To make this decadent Chocolate Souffle dish you’ll need:
- Unsalted butter, room temperature
- Butter for baking dish
- 1/4 cup sugar
- Sugar for baking dish
- 8 ounces semisweet chocolate, finely chopped, or 1 cup semisweet chocolate chips
- 1 teaspoon pure vanilla extract
- 3 large egg yolks, lightly beaten
- 4 large egg whites
- 1/4 teaspoon cream of tartar
Ready to bake?
- Preheat your oven to 350 degrees.
- Lightly butter a 1 1/2-quart tall-sided baking dish. Then, coat the dish with sugar, tapping off excess. Set dish on a rimmed baking sheet.
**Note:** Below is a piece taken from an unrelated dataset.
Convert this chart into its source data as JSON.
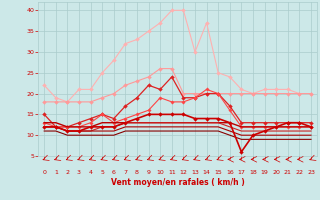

- Take a large heatproof bowl and set it over a pot of simmering water. In the bowl combine the chocolate, vanilla, and 1/4 cup water. Stir until chocolate is melted and the mixture is smooth.
- Remove from heat and let cool to room temperature for about 20 minutes.
- Stir egg yolks into cooled chocolate mixture until combined. This is your souffle base.
- In a large bowl, using an electric mixer, beat egg whites and cream of tartar on medium-high until soft peaks form.
- Gradually add sugar and beat until stiff, glossy peaks form, but do not overbeat.
- In two parts, fold egg-white mixture into souffle base.
- With a rubber spatula, gently cut down through the center and lift up some base from the bottom of the bowl. Turn the bowl and lift up base until just combined.
- Transfer the mixture to dish, but do not get batter on the top edge of the dish. Make sure to smooth the top.
- Bake souffle until puffed and set, 30 to 35 minutes. (Do not open the oven during the first 25 minutes of baking.)
- Serve immediately.
Pro tip: Right before you serve your chocolate souffle, lightly dust the top with powdered sugar if you have some in your kitchen.
If this is your first time making a souffle, we want to give you some advice from those who have made it before.
- Some bakers suggest using butter instead of water during the chocolate melting process or even sugar to avoid seizing of the chocolate.
- If you think the souffle will be too sweet (depending on the type of chocolate you use,) you can cut down on the amount of sugar.
- Serve with vanilla ice cream!
We hope you enjoy this chocolate souffle recipe! Bon appétit!